On 21/04/13 04:32, Jim Mooney wrote:

I was looking at google pengine for python and it only supports 2.7. I've
installed 3 and would rather not go back (I kept doing Print without the
parentheses for awhile and it was really annoying ;')

So the question comes up. If there is a 2to3 script, which I got working,
is there a 3to2 script?. Or does that even makes sense since 3 has features
2 does not, although I read somewhere that many have been backported?

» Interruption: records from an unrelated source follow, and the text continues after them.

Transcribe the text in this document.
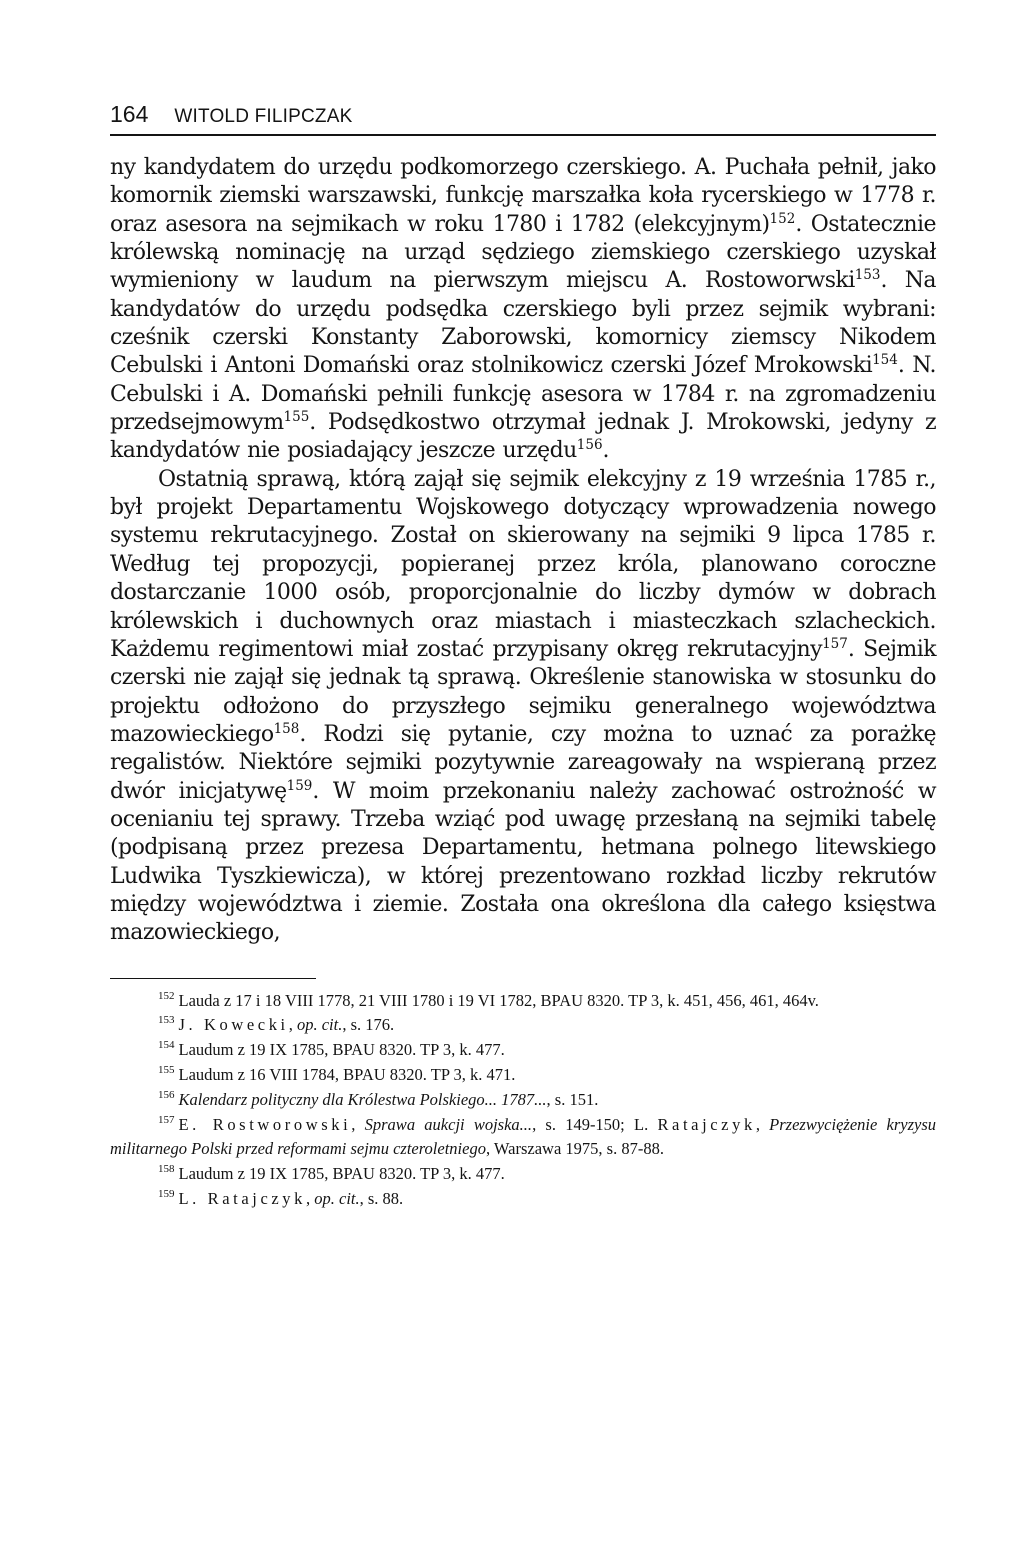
164 WITOLD FILIPCZAK

ny kandydatem do urzędu podkomorzego czerskiego. A. Puchała pełnił, jako komornik ziemski warszawski, funkcję marszałka koła rycerskiego w 1778 r. oraz asesora na sejmikach w roku 1780 i 1782 (elekcyjnym)$^{152}$. Ostatecznie królewską nominację na urząd sędziego ziemskiego czerskiego uzyskał wymieniony w laudum na pierwszym miejscu A. Rostoworwski$^{153}$. Na kandydatów do urzędu podsędka czerskiego byli przez sejmik wybrani: cześnik czerski Konstanty Zaborowski, komornicy ziemscy Nikodem Cebulski i Antoni Domański oraz stolnikowicz czerski Józef Mrokowski$^{154}$. N. Cebulski i A. Domański pełnili funkcję asesora w 1784 r. na zgromadzeniu przedsejmowym$^{155}$. Podsędkostwo otrzymał jednak J. Mrokowski, jedyny z kandydatów nie posiadający jeszcze urzędu$^{156}$.

Ostatnią sprawą, którą zajął się sejmik elekcyjny z 19 września 1785 r., był projekt Departamentu Wojskowego dotyczący wprowadzenia nowego systemu rekrutacyjnego. Został on skierowany na sejmiki 9 lipca 1785 r. Według tej propozycji, popieranej przez króla, planowano coroczne dostarczanie 1000 osób, proporcjonalnie do liczby dymów w dobrach królewskich i duchownych oraz miastach i miasteczkach szlacheckich. Każdemu regimentowi miał zostać przypisany okręg rekrutacyjny$^{157}$. Sejmik czerski nie zajął się jednak tą sprawą. Określenie stanowiska w stosunku do projektu odłożono do przyszłego sejmiku generalnego województwa mazowieckiego$^{158}$. Rodzi się pytanie, czy można to uznać za porażkę regalistów. Niektóre sejmiki pozytywnie zareagowały na wspieraną przez dwór inicjatywę$^{159}$. W moim przekonaniu należy zachować ostrożność w ocenianiu tej sprawy. Trzeba wziąć pod uwagę przesłaną na sejmiki tabelę (podpisaną przez prezesa Departamentu, hetmana polnego litewskiego Ludwika Tyszkiewicza), w której prezentowano rozkład liczby rekrutów między województwa i ziemie. Została ona określona dla całego księstwa mazowieckiego,

$^{152}$ Lauda z 17 i 18 VIII 1778, 21 VIII 1780 i 19 VI 1782, BPAU 8320. TP 3, k. 451, 456, 461, 464v.

$^{153}$ J. Kowecki, op. cit., s. 176.

$^{154}$ Laudum z 19 IX 1785, BPAU 8320. TP 3, k. 477.

$^{155}$ Laudum z 16 VIII 1784, BPAU 8320. TP 3, k. 471.

$^{156}$ Kalendarz polityczny dla Królestwa Polskiego... 1787..., s. 151.

$^{157}$ E. Rostworowski, Sprawa aukcji wojska..., s. 149-150; L. Ratajczyk, Przezwyciężenie kryzysu militarnego Polski przed reformami sejmu czteroletniego, Warszawa 1975, s. 87-88.

$^{158}$ Laudum z 19 IX 1785, BPAU 8320. TP 3, k. 477.

$^{159}$ L. Ratajczyk, op. cit., s. 88.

Is google broken in your part of the world? *wink*

https://duckduckgo.com/html/?q=python+3to2

https://www.google.com.au/search?q=python+3to2

http://au.search.yahoo.com/search?p=python+3to2

http://www.bing.com/search?q=python+3to2


Some features of Python 3 have already been back-ported, like the with
statement. Some can be optionally enabled, e.g.:

from __future__ import division, print_function

from future_builtins import *


In general, provided you only care about Python 2.7, you can write code
which behaves the same way in both 2 and 3. But as you go further back,
it becomes harder and harder. By the time you're trying to support 2.4
onwards, it becomes very annoying, and I'm speaking from experience.

Although I see that CherryPy actually manages to support everything from
2.3 onwards using a single code base, which truly astonishes me!